Der Beginn der Aufbewahrungsdauer ist abhängig vom Archivierungszweck:
- Bei steuerlich relevanten Dateien mit Ablauf des aktuellen Kalenderjahres nach letzter Bearbeitung
- Bei produkthaftungsrelevanten Dateien mit dem Ende der Herstellung des Produkts – das ist organisatorisch nicht zu unterschätzen!

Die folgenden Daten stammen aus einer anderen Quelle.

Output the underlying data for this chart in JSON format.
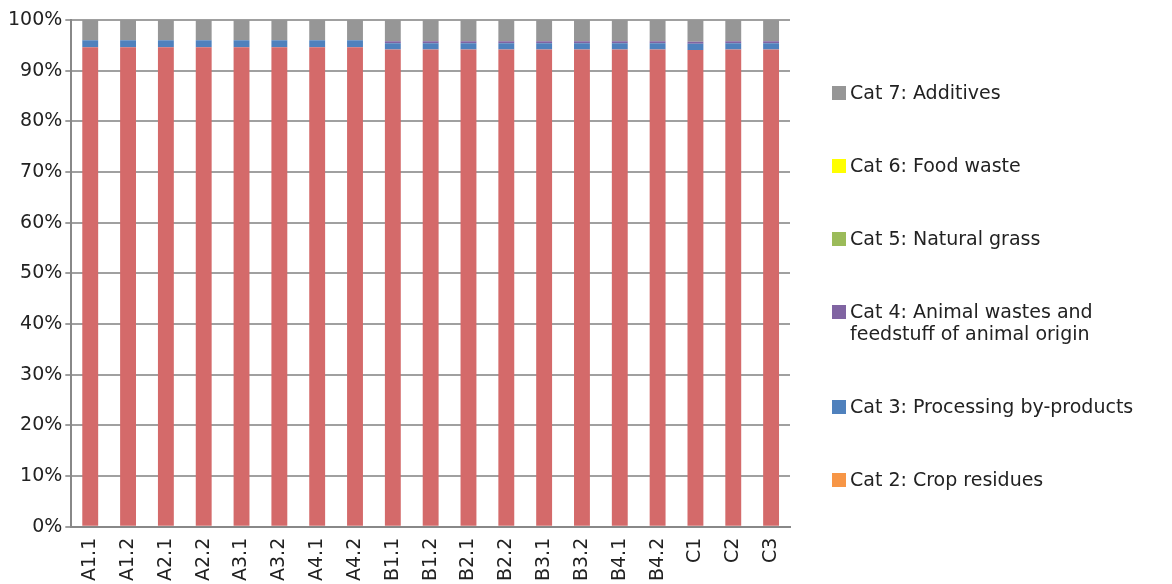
{
  "chart_data": {
    "type": "bar",
    "stacked": true,
    "categories": [
      "A1.1",
      "A1.2",
      "A2.1",
      "A2.2",
      "A3.1",
      "A3.2",
      "A4.1",
      "A4.2",
      "B1.1",
      "B1.2",
      "B2.1",
      "B2.2",
      "B3.1",
      "B3.2",
      "B4.1",
      "B4.2",
      "C1",
      "C2",
      "C3"
    ],
    "series": [
      {
        "color": "#d46a6a",
        "values": [
          94.6,
          94.6,
          94.6,
          94.6,
          94.6,
          94.6,
          94.6,
          94.6,
          94.2,
          94.2,
          94.2,
          94.2,
          94.2,
          94.2,
          94.2,
          94.2,
          94.1,
          94.2,
          94.2
        ]
      },
      {
        "name": "Cat 2: Crop residues",
        "color": "#f79646",
        "values": [
          0,
          0,
          0,
          0,
          0,
          0,
          0,
          0,
          0,
          0,
          0,
          0,
          0,
          0,
          0,
          0,
          0,
          0,
          0
        ]
      },
      {
        "name": "Cat 3: Processing by-products",
        "color": "#4f81bd",
        "values": [
          1.4,
          1.4,
          1.4,
          1.4,
          1.4,
          1.4,
          1.4,
          1.4,
          1.2,
          1.2,
          1.2,
          1.2,
          1.2,
          1.2,
          1.2,
          1.2,
          1.2,
          1.2,
          1.2
        ]
      },
      {
        "name": "Cat 4: Animal wastes and feedstuff of animal origin",
        "color": "#8064a2",
        "values": [
          0,
          0,
          0,
          0,
          0,
          0,
          0,
          0,
          0.4,
          0.4,
          0.4,
          0.4,
          0.4,
          0.4,
          0.4,
          0.4,
          0.4,
          0.4,
          0.4
        ]
      },
      {
        "name": "Cat 5: Natural grass",
        "color": "#9bbb59",
        "values": [
          0,
          0,
          0,
          0,
          0,
          0,
          0,
          0,
          0,
          0,
          0,
          0,
          0,
          0,
          0,
          0,
          0,
          0,
          0
        ]
      },
      {
        "name": "Cat 6: Food waste",
        "color": "#ffff00",
        "values": [
          0,
          0,
          0,
          0,
          0,
          0,
          0,
          0,
          0,
          0,
          0,
          0,
          0,
          0,
          0,
          0,
          0,
          0,
          0
        ]
      },
      {
        "name": "Cat 7: Additives",
        "color": "#969696",
        "values": [
          4.0,
          4.0,
          4.0,
          4.0,
          4.0,
          4.0,
          4.0,
          4.0,
          4.2,
          4.2,
          4.2,
          4.2,
          4.2,
          4.2,
          4.2,
          4.2,
          4.3,
          4.2,
          4.2
        ]
      }
    ],
    "ylim": [
      0,
      100
    ],
    "yticks": [
      {
        "value": 0,
        "label": "0%"
      },
      {
        "value": 10,
        "label": "10%"
      },
      {
        "value": 20,
        "label": "20%"
      },
      {
        "value": 30,
        "label": "30%"
      },
      {
        "value": 40,
        "label": "40%"
      },
      {
        "value": 50,
        "label": "50%"
      },
      {
        "value": 60,
        "label": "60%"
      },
      {
        "value": 70,
        "label": "70%"
      },
      {
        "value": 80,
        "label": "80%"
      },
      {
        "value": 90,
        "label": "90%"
      },
      {
        "value": 100,
        "label": "100%"
      }
    ],
    "grid": "y",
    "legend": "right"
  }
}
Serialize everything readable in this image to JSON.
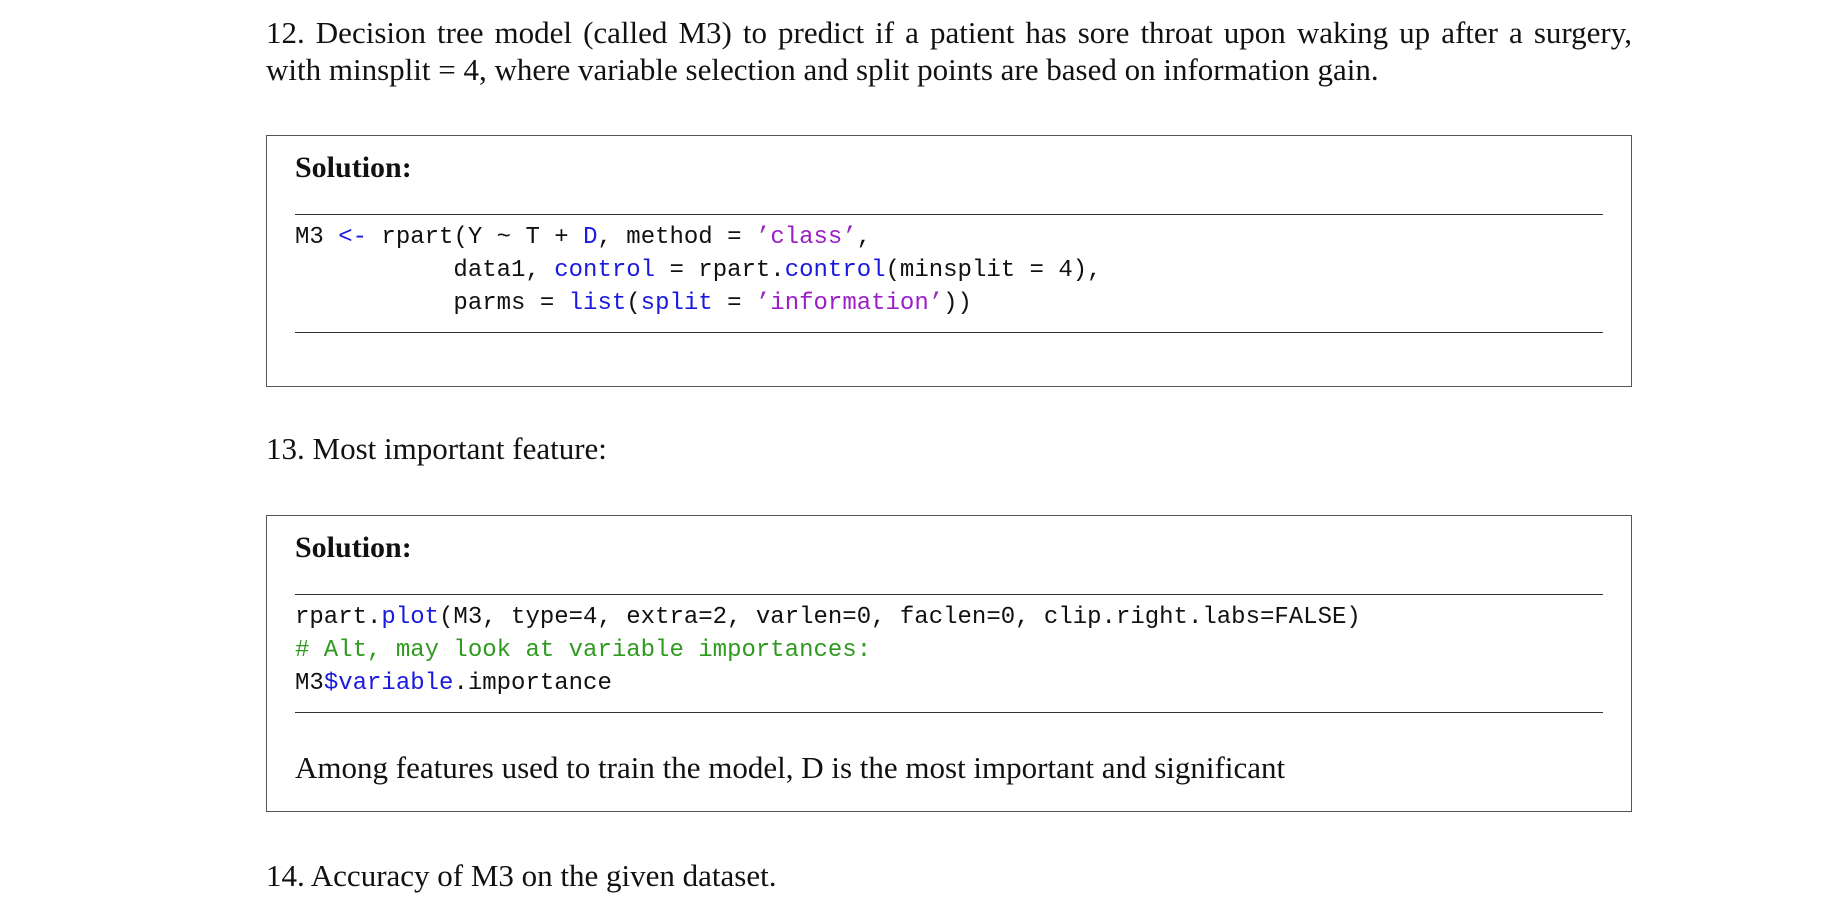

„Die Anwender sollen Dokumente archivieren“
Mit dieser so dahingesprochenen Anforderung beginnen viele Archivierungsprojekte. Oft verbirgt sich dahinter die Vorstellung, dass der Anwender mit einem Knopfdruck ausgewählte Dokumente wegarchivieren kann und ggf. noch Parameter definieren kann wie Aufbewahrungsdauer, Metadaten, etc. Das Problem an dieser Herangehensweise ist, dass der Anwender das Archivieren möglicherweise vergisst, oder falsche Parameter wie z.B. Aufbewahrungsdauer wählt. Das Prozess- und Fehlerrisiko liegt also beim Anwender. Besser ist es, zentrale Archivierungsregeln vorzudefinieren und die Archivierung weiterstgehend zu automatisieren und zum Beispiel in bestehende Freigabeprozesse zu integrieren.
„Es gibt revisionssichere Archivierungsprodukte zu kaufen“
Leider nein! Die technische Lösung ist nur der kleinste Teil einer DMS- / Archivierungsgesamtlösung. Nur eine Gesamtlösung (Produkt + Prozess) kann revisionssicher sein.
„PDF/A Konvertierung ist verlustfrei“
Um die Lesbarkeit von Dokumenten gerade bei langen Aufbewahrungsfristen sicherzustellen, werden diese oft in quelloffene Formate wie PDF/A oder TIFF konvertiert. Hier kommt es häufig zu einem Konflikt der beiden Grundprinzipien Lesbarkeit und Unveränderlichkeit. Eine Konvertierung nach PDF/A und TIFF ist analog zu betrachten wie das Ausdrucken von Dokumenten. Hier sind einige Beispiele, die zu Informationsverlust oder Informationsveränderung bei der Dateikonvertierung führen:
- Quelldokument hat dynamische Inhalte wie ‚aktuelles Datum‘, ‚aktueller Anwender‘ oder greift auf externe Inhalte zu. Wird die Konvertierung durch einen Hintergrundprozess ausgeführt, so werden die dynamischen Inhalte möglicherweise verfälscht. Gleiches Problem existiert auch ohne Konvertierung. Immer wenn das Quelldokument geöffnet wird, wird der ursprüngliche Inhalt verfälscht
- Gerade bei Excel, aber auch bei PowerPoint und Word gehen ausgeblendete Inhalte oder zoombare Inhalte im Rahmen der Konvertierung verloren, bzw. sind nicht mehr lesbar.
Im Rahmen des Projektes ist zu klären, wie derartige Konflikte erkannt werden können und wie damit umzugehen ist. Schlussendlich ist zu klären, ob die Informationsveränderung oder der Informationsverlust relevant ist oder nicht.
„Site Collections sollen archiviert werden“
Unabhängig wie die Archivierung einer Site Collection konkret aussehen soll ist zu klären, wie die Lesbarkeit und der Zugriff über lange Jahre sichergestellt werden kann – vor allem, wenn die Aufbewahrungsdauer der Informationen die Lebensdauer und den Supportzeitraum einer SharePoint Farm übersteigt.
Empfehlung: Relevante Informationen sind in Dokumente zu konvertieren und als solche zu archivieren.